Peut. William A. Anders, qui a participé à la première mission spatiale habitée en orbite autour de la Lune, le vol Apollo 8 « Genesis Flight », la veille de Noël 1968, et qui a pris la photographie couleur « Earthrise », reconnue pour avoir inspiré le mouvement environnemental moderne, est décédé vendredi lorsqu’un petit L’avion qu’il pilotait seul a plongé dans l’eau près de Roche Harbor, dans l’État de Washington, au nord-ouest de Seattle. Il avait 90 ans.

Son fils Greg a confirmé son décès.

Le major Anders était avec le colonel Frank Borman, tous deux de l’armée de l’air, et le capitaine James A. Lovell Jr. de la Marine fait partie du premier groupe d’astronautes à quitter les limites de l’orbite terrestre. Au cours de leur mission, ils ont pris des photos et des films de la surface lunaire en préparation de la mission Apollo 11, lorsque les hommes ont posé le pied pour la première fois sur la Lune, et ils ont été les premiers astronautes lancés par une fusée géante Saturn V.

En plus de ces énormes jalons, leur mission était considérée comme brièvement raviver l’esprit d’une Amérique stupéfaite par l’augmentation des pertes dans la guerre du Vietnam, les meurtres du révérend Dr.
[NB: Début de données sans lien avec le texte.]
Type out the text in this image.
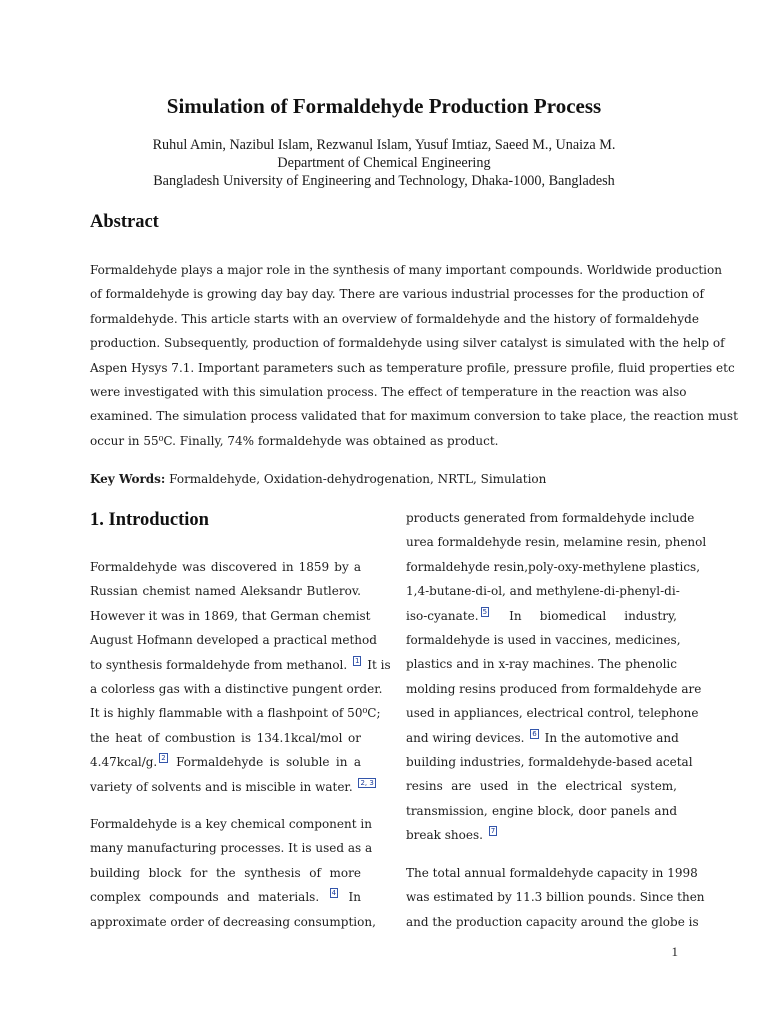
Simulation of Formaldehyde Production Process
Ruhul Amin, Nazibul Islam, Rezwanul Islam, Yusuf Imtiaz, Saeed M., Unaiza M.
Department of Chemical Engineering
Bangladesh University of Engineering and Technology, Dhaka-1000, Bangladesh
Abstract
Formaldehyde plays a major role in the synthesis of many important compounds. Worldwide production
of formaldehyde is growing day bay day. There are various industrial processes for the production of
formaldehyde. This article starts with an overview of formaldehyde and the history of formaldehyde
production. Subsequently, production of formaldehyde using silver catalyst is simulated with the help of
Aspen Hysys 7.1. Important parameters such as temperature profile, pressure profile, fluid properties etc
were investigated with this simulation process. The effect of temperature in the reaction was also
examined. The simulation process validated that for maximum conversion to take place, the reaction must
occur in 55⁰C. Finally, 74% formaldehyde was obtained as product.
Key Words: Formaldehyde, Oxidation-dehydrogenation, NRTL, Simulation
1. Introduction
Formaldehyde was discovered in 1859 by a
Russian chemist named Aleksandr Butlerov.
However it was in 1869, that German chemist
August Hofmann developed a practical method
to synthesis formaldehyde from methanol. 1 It is
a colorless gas with a distinctive pungent order.
It is highly flammable with a flashpoint of 50⁰C;
the heat of combustion is 134.1kcal/mol or
4.47kcal/g. 2 Formaldehyde is soluble in a
variety of solvents and is miscible in water. 2, 3
Formaldehyde is a key chemical component in
many manufacturing processes. It is used as a
building block for the synthesis of more
complex compounds and materials. 4 In
approximate order of decreasing consumption,
products generated from formaldehyde include
urea formaldehyde resin, melamine resin, phenol
formaldehyde resin,poly-oxy-methylene plastics,
1,4-butane-di-ol, and methylene-di-phenyl-di-
iso-cyanate. 5 In biomedical industry,
formaldehyde is used in vaccines, medicines,
plastics and in x-ray machines. The phenolic
molding resins produced from formaldehyde are
used in appliances, electrical control, telephone
and wiring devices. 6 In the automotive and
building industries, formaldehyde-based acetal
resins are used in the electrical system,
transmission, engine block, door panels and
break shoes. 7
The total annual formaldehyde capacity in 1998
was estimated by 11.3 billion pounds. Since then
and the production capacity around the globe is
1
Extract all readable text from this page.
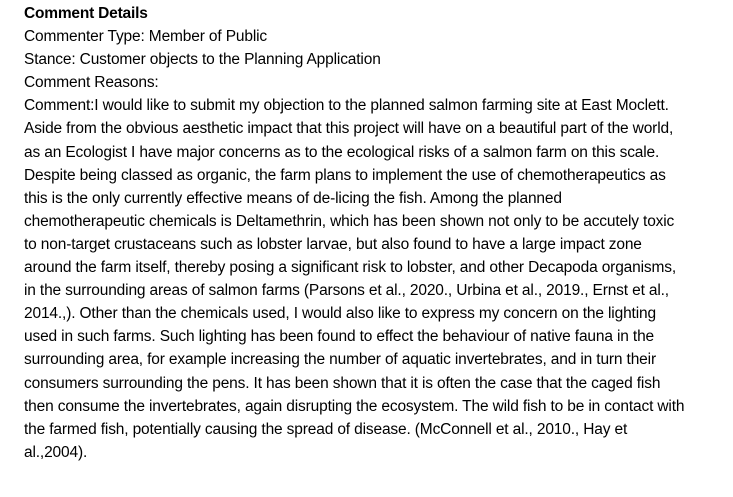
Comment Details
Commenter Type: Member of Public
Stance: Customer objects to the Planning Application
Comment Reasons:
Comment:I would like to submit my objection to the planned salmon farming site at East Moclett.
Aside from the obvious aesthetic impact that this project will have on a beautiful part of the world,
as an Ecologist I have major concerns as to the ecological risks of a salmon farm on this scale.
Despite being classed as organic, the farm plans to implement the use of chemotherapeutics as
this is the only currently effective means of de-licing the fish. Among the planned
chemotherapeutic chemicals is Deltamethrin, which has been shown not only to be accutely toxic
to non-target crustaceans such as lobster larvae, but also found to have a large impact zone
around the farm itself, thereby posing a significant risk to lobster, and other Decapoda organisms,
in the surrounding areas of salmon farms (Parsons et al., 2020., Urbina et al., 2019., Ernst et al.,
2014.,). Other than the chemicals used, I would also like to express my concern on the lighting
used in such farms. Such lighting has been found to effect the behaviour of native fauna in the
surrounding area, for example increasing the number of aquatic invertebrates, and in turn their
consumers surrounding the pens. It has been shown that it is often the case that the caged fish
then consume the invertebrates, again disrupting the ecosystem. The wild fish to be in contact with
the farmed fish, potentially causing the spread of disease. (McConnell et al., 2010., Hay et
al.,2004).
Martin Luther King jr. et Robert F. Kennedy et les manifestations tumultueuses contre la guerre et les troubles raciaux.

La veille de Noël, au cours de leurs 10 orbites autour de la Lune, les trois astronautes, dont les mouvements ont été diffusés à des millions de personnes dans le monde, ont pris des photos de la Terre alors qu’elle s’élevait au-dessus de l’horizon lunaire, apparaissant comme une bille bleue dans l’obscurité noire du ciel. . Mais seul le major Anders, qui supervisait les systèmes électroniques et de communication de leur vaisseau spatial, a tourné des films couleur.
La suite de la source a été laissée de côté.